Schlagwort: Nine Inch Nails

Gary Numan in Luxemburg, 9.3. 2018, Kulturfabrik Esch

Gary Numan Savage Tour Esch Luxemburg Kulturfabrik Tubeway Army Cars

 

Böse und mysteriös blicken – ja, das kann er immer noch, als wäre es 1979. Da begann Gary Numan seine Popkarriere, eine der merkwürdigsten: mit Millionenverdiensten und Millionenschulden, mit Haartransplantationen, einem Flug um die Welt im eigenen Flugzeug und einem Flug in die Pleite mit der eigenen Plattenfirma. Aber Numan ist immer noch da, seit Donnerstag 60 Jahre alt, und einen Tag später zum ersten Mal in Luxemburg. Und als altem Fan geht einem das Herz auf, wie er da auf die Bühne der Kulturfabrik in Esch wandelt, blutrot beleuchtet, umwabert von Kunstnebel, umdröhnt von einem Synthesizer-Intro.

Er und seine Electromusik haben so manche Lebensläufe über Dekaden begleitet. 1979 ist er ein Phänomen – mit zwei britischen Nummer-Eins-Singles verhilft der Londoner, gerade 21, dem Synthie-Pop zum kommerziellen Durchbruch: mit der kühlen Ballade „Are friends electric?“ und „Cars“, einer Ode an das Sich-Zurückziehen. Über Nacht ist Numan reich, berühmt – und verhasst.
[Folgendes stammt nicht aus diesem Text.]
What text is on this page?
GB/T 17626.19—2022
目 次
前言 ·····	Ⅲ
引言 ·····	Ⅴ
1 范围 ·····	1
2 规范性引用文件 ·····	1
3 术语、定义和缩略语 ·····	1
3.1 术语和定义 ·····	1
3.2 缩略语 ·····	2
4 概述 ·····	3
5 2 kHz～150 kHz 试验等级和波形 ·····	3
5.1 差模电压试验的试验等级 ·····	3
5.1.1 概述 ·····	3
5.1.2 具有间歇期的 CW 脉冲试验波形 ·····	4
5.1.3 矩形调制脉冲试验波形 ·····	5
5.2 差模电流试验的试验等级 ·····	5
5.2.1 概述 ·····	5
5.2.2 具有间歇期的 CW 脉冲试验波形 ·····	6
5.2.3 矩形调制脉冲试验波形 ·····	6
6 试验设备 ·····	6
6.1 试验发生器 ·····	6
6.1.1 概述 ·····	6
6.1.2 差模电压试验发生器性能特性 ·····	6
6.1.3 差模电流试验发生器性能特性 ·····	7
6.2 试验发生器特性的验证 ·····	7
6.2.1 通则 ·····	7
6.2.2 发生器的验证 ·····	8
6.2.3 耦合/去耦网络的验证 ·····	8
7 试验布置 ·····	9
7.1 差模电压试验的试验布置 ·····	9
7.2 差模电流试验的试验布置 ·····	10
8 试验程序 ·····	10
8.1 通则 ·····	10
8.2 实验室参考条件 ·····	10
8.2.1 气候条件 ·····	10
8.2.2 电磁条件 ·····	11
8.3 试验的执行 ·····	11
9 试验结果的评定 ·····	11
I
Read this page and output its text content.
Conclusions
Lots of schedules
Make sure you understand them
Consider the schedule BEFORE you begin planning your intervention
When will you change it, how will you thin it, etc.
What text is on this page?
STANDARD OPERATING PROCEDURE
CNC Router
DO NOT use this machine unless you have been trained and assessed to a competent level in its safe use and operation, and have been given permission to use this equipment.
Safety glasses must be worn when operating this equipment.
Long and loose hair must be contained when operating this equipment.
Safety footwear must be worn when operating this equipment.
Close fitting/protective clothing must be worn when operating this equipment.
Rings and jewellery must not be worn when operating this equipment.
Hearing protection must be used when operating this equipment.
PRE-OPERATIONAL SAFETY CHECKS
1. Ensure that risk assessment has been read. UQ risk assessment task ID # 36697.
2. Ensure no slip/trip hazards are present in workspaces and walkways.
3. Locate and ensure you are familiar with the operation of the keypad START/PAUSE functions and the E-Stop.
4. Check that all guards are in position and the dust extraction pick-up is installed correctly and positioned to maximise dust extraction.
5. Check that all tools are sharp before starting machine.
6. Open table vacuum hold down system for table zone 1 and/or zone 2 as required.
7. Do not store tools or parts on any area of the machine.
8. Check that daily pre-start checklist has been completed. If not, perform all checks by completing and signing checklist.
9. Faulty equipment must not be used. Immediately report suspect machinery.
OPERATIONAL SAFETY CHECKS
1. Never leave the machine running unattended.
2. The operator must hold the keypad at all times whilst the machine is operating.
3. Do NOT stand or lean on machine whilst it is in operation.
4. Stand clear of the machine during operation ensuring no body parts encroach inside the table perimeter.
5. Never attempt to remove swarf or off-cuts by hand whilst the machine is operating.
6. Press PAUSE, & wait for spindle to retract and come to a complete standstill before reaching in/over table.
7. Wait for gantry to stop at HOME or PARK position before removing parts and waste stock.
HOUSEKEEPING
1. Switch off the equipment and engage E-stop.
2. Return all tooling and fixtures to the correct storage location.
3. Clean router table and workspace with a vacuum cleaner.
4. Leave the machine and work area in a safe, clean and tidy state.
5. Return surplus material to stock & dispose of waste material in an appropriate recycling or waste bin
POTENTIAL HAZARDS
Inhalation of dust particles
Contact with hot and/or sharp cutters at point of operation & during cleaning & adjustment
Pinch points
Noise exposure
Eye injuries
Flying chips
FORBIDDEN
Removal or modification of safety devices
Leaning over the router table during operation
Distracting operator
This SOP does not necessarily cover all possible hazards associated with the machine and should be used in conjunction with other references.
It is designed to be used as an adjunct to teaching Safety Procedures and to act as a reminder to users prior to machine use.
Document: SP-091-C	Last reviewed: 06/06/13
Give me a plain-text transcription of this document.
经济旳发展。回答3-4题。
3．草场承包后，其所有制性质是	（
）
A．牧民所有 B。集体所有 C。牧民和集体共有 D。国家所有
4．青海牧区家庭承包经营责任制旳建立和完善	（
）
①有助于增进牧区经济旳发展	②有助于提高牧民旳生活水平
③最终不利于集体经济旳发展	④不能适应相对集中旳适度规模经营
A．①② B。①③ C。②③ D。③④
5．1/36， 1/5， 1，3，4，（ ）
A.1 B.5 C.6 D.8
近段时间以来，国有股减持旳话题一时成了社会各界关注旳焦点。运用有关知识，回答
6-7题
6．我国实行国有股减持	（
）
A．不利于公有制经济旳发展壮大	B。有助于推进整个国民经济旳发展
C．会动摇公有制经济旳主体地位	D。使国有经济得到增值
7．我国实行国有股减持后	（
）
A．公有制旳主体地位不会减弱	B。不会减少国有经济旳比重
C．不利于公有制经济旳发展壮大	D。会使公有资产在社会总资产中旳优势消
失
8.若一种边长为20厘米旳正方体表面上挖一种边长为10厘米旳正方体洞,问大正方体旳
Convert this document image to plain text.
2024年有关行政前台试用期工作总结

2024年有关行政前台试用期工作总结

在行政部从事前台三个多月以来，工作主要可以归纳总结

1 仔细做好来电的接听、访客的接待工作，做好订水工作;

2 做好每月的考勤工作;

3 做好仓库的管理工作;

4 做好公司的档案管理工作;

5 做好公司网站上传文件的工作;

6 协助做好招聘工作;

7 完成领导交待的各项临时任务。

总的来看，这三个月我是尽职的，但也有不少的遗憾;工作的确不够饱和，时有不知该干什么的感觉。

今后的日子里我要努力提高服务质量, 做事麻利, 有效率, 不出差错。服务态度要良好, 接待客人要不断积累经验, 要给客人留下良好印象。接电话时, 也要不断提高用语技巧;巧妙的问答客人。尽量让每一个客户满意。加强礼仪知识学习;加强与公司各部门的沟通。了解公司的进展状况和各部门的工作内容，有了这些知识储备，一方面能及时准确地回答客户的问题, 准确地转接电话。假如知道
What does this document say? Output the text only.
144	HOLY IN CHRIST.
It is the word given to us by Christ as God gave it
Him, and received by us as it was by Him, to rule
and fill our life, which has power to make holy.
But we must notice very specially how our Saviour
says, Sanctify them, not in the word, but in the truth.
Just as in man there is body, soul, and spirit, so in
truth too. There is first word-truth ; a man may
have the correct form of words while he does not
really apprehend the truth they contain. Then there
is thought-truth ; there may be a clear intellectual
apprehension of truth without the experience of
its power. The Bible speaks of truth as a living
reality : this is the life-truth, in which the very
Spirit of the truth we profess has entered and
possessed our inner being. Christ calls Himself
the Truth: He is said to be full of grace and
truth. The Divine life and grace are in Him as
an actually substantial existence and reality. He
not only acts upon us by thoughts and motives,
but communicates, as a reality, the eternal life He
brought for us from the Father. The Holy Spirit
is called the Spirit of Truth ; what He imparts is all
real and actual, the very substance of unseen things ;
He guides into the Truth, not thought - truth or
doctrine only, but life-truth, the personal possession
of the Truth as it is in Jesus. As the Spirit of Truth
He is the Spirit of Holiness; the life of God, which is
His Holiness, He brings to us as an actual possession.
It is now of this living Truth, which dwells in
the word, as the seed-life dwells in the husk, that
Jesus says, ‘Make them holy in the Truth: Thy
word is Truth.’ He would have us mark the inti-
Denn die britische Musikpresse mag weder das bewusst „Unauthentische“ an seiner Musik (keine Jeans, kein Männerschweiß, keine Gitarrensoli) noch seine bombastischen Bühnenshows und auch nicht seinen Neureichen-Gestus, mit dem er sich Sportwagen kauft und ein Flugzeug, mit dem er als Freizeitpilot um die Welt fliegt (in Indien wird er kurzzeitig wegen Spionageverdachts verhaftet).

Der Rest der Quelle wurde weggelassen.